Challenges of implementing data science projects
Despite the promise of data science and huge investments in data science teams, many companies are not realizing the full value of their data. In their race to hire talent and create data science programs, some companies have experienced inefficient team workflows, with different people using different tools and processes that don’t work well together. Without more disciplined, centralized management, executives might not see a full return on their investments.
This chaotic environment presents many challenges.

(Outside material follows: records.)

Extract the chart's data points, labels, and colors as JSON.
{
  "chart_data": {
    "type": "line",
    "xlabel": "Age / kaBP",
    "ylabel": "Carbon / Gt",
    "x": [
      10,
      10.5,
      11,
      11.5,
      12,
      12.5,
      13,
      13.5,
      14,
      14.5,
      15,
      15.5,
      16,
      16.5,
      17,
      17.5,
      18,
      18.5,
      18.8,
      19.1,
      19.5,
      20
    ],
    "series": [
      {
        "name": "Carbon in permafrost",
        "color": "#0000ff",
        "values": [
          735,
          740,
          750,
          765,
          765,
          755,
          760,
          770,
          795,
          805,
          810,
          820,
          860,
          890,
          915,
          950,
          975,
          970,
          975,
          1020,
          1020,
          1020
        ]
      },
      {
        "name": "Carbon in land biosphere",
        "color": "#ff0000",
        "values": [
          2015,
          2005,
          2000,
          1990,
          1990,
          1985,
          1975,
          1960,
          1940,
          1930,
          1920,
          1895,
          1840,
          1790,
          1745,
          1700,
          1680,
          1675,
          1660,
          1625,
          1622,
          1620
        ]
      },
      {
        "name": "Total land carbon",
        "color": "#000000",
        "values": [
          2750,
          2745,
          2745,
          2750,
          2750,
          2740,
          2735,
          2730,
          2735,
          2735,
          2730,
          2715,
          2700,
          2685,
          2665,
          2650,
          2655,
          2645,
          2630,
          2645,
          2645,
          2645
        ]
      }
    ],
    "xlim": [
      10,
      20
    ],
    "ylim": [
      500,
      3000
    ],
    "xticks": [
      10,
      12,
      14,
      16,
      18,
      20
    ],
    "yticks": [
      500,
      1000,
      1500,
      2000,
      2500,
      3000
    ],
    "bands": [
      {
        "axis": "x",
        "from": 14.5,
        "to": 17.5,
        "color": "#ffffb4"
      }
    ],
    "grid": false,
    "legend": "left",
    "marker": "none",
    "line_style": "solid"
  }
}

Data scientists can’t work efficiently. Because access to data must be granted by an IT administrator, data scientists often have long waits for data and the resources they need to analyze it. Once they have access, the data science team might analyze the data using different—and possibly incompatible—tools. For example, a scientist might develop a model using the R language, but the application it will be used in is written in a different language. Which is why it can take weeks—or even months—to deploy the models into useful applications.
Application developers can’t access usable machine learning. Sometimes the machine learning models that developers receive are not ready to be deployed in applications. And because access points can be inflexible, models can’t be deployed in all scenarios and scalability is left to the application developer.
IT administrators spend too much time on support. Because of the proliferation of open source tools, IT can have an ever-growing list of tools to support. A data scientist in marketing, for example, might be using different tools than a data scientist in finance. Teams might also have different workflows, which means that IT must continually rebuild and update environments.
Business managers are too removed from data science. Data science workflows are not always integrated into business decision-making processes and systems, making it difficult for business managers to collaborate knowledgably with data scientists. Without better integration, business managers find it difficult to understand why it takes so long to go from prototype to production—and they are less likely to back the investment in projects they perceive as too slow.